The lush rainforest of West Kalimantan, on the island of Borneo, makes up part of the last intact forests in the country. Borneo's rainforest, along with neighbouring Sumatra, are the only places on earth where tigers, rhinos, orangutans, and elephants live together. Endangered plants stew in the undergrowth, emitting rotting scents to ward off predators, while over 1,000 species of ants call West Kalimantan home. The astonishing biodiversity is only being added to, with an average of
3 new species discovered on the island each month since 1995.
However, this remarkable habitat is heavily under threat from land-use change and interference by humans.
Three months ago, Sopiana Angel decided to take action. She joined the forest patrol team at the Kayong Utara Project, a conservation and restoration project in West Kalimantan. Out on forest patrol, the team is responsible for protecting not just the rainforest but the wildlife that depends on it too. Navigating thick undergrowth, the team must be prepared to prevent forest fires and stop illegal clearing for palm oil plantations. Because it is physically hard work, in Indonesia forest conservation is typically done by men. But Angel with the support of the local team at the Kayong Utara project is helping to change that perception.

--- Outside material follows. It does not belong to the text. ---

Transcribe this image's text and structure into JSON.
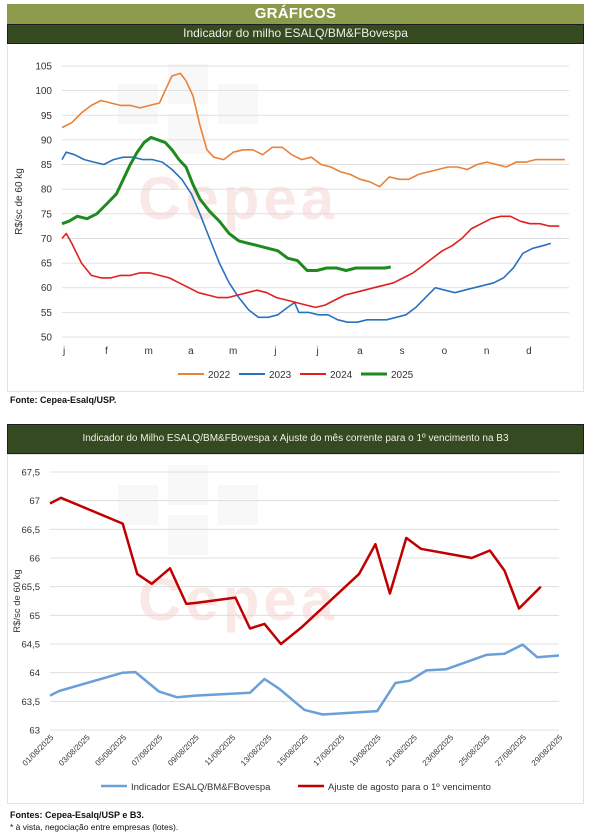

Image: Sopiana Angel supporting a conservation activity at Mabali Estate, as a part of the forest patrol team.
Ever since highschool, Angel has loved nature, so she was delighted to join the forest patrol.
“Many men are somewhat reluctant to hear a woman's perspective," says Angel, “but in our patrol activities there are no differences between men and women, all are equal, and all play an important role."
“I still remember my very first day stepping into the forest. The air felt cool, clean, and fresh, the opposite of thick, sticky city air! Surrounded by such natural beauty stirred up a lot of emotions: along with the rest of the patrol team, I feel a huge responsibility to monitor, maintain, preserve the existing forest for all of us who rely on it," she added.
With her detailed knowledge of the area, Angel has become an invaluable conservationist, responsible not only for activities in the field but also for ensuring that their work monitoring deforestation hotspots and measuring biodiversity is properly documented.
“When the forest is not protected, it can be cleared. More people need to realise that protecting forests is a necessity. The trees provide communities with protection from natural disasters like flooding and landslides. Nature can take care of us!" said Angel.
She already has her sights set on the future, exploring how the forest patrol team can work more closely with the communities around the area, particularly to raise awareness around the importance of protecting nature for their livelihoods and well-being. And for now, she's proud to be a female forest patroller. She hopes more women will join her.
Image: Angel and the forest patrol team preparing for a conservation activity at Mabali Estate.
It's not just in forest patrol that women are helping lead forest protection measures. Facts on the ground from other projects in peatland areas in Indonesia show that if forest and land fires have been burning for some time, men are often busy extinguishing fires located far from settlements or have migrated for work, so those left in the village are women, the elderly, and children. Therefore they inevitably are becoming more actively involved in putting out fires.
Angel is setting a great example for the team and the communities of how women can play a strong role in forest management. Withsome parting words, she reminds us:
“Don't sit around dreaming: if we don't take care of the forest, it won't be around for long!".
The Kayong Utara Conservation & Restoration project will be registered under the
VCS, one of the world's leading carbon standards. As an award-winning carbon project developing, South Pole is proud to be promoting gender equality and local wildlife conservation through the implementation of our nature-based solutions projects. We ensure our project impacts are recognised through transparent and independent certifications standards, such as the Climate, Community & Biodiversity (CCB) standard.
South Pole's project partner for PT. Pasifik Agro Sentosa (PT. PAS) is an agribusiness company in Indonesia, who is also committed to helping protect remaining forests in West Kalimantan within and beyond their concession area.